When Perceived Disaster Strikes
When Perceived Disaster Strikes
In these last couple of posts I’ve been using stories from preachers to illustrate what to do when things go wrong. We’ve looked at what to do with a major mistake in your sermon, as well as what to do if communion goes badly. Today I want to illustrate something that goes very badly wrong, so badly that some will consider that sin has taken place. When perceived disaster strikes in worship, how do you handle it?
I was traveling in Turkey with a group of pastors, learning about the biblical historic sites in that country. In our group there were two Catholic priests. I was particularly drawn to one of them. When I asked him about his life and faith story, he said it went back to world war II. He was an undercover spy in a monastery in Italy. His job was to observe the Nazi armies, and then report to the Allies about troop movements. He grew up Baptist in belief and practice, but was so impressed with the monks and their commitment to living what they believed, that he converted after the war.
Eventually, over dinner one night, I asked him the question: What’s the funniest thing that’s ever happened to you in ministry? He told me a baptism story. In the Catholic tradition, baptism of an infant is very important. That act of baptizing a child cleanses that child from the power of original sin, they believe. I remembered my wife’s work as a nurse in a Catholic hospital many years prior. She had received some training in baptizing a child that was likely to die and there was no priest available. Baptism is that important.
When a child is baptized in the Catholic tradition, there is a ceremony in which a parent brings the child close to the priest, who pours holy (or blessed) water over the child’s head as he says the words of initiation: “I baptize you in the name of the Father, and of the Son, and of the Holy Spirit.” Here is a description of the importance of baptism to the Roman Catholics.

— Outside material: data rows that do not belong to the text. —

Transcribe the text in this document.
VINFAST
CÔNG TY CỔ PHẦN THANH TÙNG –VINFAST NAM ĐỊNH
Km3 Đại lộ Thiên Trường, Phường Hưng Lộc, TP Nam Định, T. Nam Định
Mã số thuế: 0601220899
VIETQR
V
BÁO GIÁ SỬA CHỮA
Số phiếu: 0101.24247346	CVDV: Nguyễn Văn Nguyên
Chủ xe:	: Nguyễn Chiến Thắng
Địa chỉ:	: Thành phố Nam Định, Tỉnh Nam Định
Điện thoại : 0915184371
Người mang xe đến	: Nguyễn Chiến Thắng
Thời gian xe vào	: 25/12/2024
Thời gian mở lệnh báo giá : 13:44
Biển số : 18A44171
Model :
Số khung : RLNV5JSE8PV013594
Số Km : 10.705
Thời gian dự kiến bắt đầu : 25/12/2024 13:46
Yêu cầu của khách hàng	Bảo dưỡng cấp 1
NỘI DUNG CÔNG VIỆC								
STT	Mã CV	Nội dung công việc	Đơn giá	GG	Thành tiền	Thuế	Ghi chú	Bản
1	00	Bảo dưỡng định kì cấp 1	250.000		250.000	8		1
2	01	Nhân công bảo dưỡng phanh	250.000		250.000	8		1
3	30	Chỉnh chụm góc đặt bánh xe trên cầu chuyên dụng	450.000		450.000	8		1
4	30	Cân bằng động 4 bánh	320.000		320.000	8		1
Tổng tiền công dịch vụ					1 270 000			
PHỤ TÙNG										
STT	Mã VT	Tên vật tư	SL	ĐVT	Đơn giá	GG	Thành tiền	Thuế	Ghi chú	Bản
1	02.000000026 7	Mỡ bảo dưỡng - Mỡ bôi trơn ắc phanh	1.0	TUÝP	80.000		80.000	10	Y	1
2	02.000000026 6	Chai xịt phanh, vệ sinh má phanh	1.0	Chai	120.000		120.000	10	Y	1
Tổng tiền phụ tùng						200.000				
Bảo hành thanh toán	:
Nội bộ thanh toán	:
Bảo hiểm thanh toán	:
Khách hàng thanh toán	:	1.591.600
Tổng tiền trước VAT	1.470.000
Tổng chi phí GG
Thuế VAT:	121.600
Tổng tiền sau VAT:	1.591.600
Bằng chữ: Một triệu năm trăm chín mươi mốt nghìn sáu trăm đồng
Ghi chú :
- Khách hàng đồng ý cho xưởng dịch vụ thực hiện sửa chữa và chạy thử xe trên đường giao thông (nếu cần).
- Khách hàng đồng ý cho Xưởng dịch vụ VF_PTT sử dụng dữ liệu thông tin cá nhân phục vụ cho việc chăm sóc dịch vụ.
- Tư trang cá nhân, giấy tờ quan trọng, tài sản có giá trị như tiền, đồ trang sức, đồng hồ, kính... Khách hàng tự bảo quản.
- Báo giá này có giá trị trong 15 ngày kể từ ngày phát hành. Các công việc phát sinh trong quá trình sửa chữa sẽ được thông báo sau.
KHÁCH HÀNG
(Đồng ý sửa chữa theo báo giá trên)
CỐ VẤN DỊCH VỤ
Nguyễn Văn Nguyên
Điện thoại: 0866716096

Well, my friend had several baptisms scheduled that morning, but they all came suddenly to a halt. A lovely family came in with a candidate for baptism in the mother’s arms. Just as the mother was placing the child over the baptismal font, the baby had a blowout diaper. Any of you parents know what that’s like. A child has diarrhea, and all of a sudden a blast of gas results in excrement all over. That’s what happened here. It got on the mother, on the priest, but worst of all, in the baptismal font, ruining the holy water. Remember, the water is holy–therefore, this is a disaster.
What To Do Now?
So what did my friend do? He quieted the parents, who were very upset. They felt that their child might be doomed because of this. He assured them over and over that he would take care of it, and that God would understand. And so, he cleaned up everything, changed his vestments, and went back to baptizing. Later, the parents came back and the baptism was successfully administered.
What About You?
What is holy in your tradition? The word “holy” simply means that something is separate, different, set apart for religious purposes. If people consider something holy, it can lead to perceived disaster. When perceived disaster strikes in a worship service, how do you handle it?

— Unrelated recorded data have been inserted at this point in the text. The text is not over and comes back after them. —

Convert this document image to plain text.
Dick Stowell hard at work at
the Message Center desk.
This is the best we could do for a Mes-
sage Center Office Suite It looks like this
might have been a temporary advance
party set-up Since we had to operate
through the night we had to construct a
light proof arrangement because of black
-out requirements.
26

I think of a similar thing that happened in my own tradition. The pastor wanted to illustrate trust. So, he invited a child to come up to the front of the sanctuary with him, set the child up on the communion table, and encouraged the child to jump to him. The act of putting the child on the communion table crossed a line for some in the congregation. That table is “holy” to many people, and so, this was a time when perceived disaster strikes for a church. This pastor almost lost his job over his illustration.
What Do You Do When Perceived Disaster Strikes?
You do what my friend, the priest did. You encourage people that this isn’t the end of the world. This, too, will be taken care of. Then you do the things necessary to clean up the mess, reminding people that God is a good and gracious God, full of mercy.
This won’t be good enough for some people, but for most, it will put things into perspective.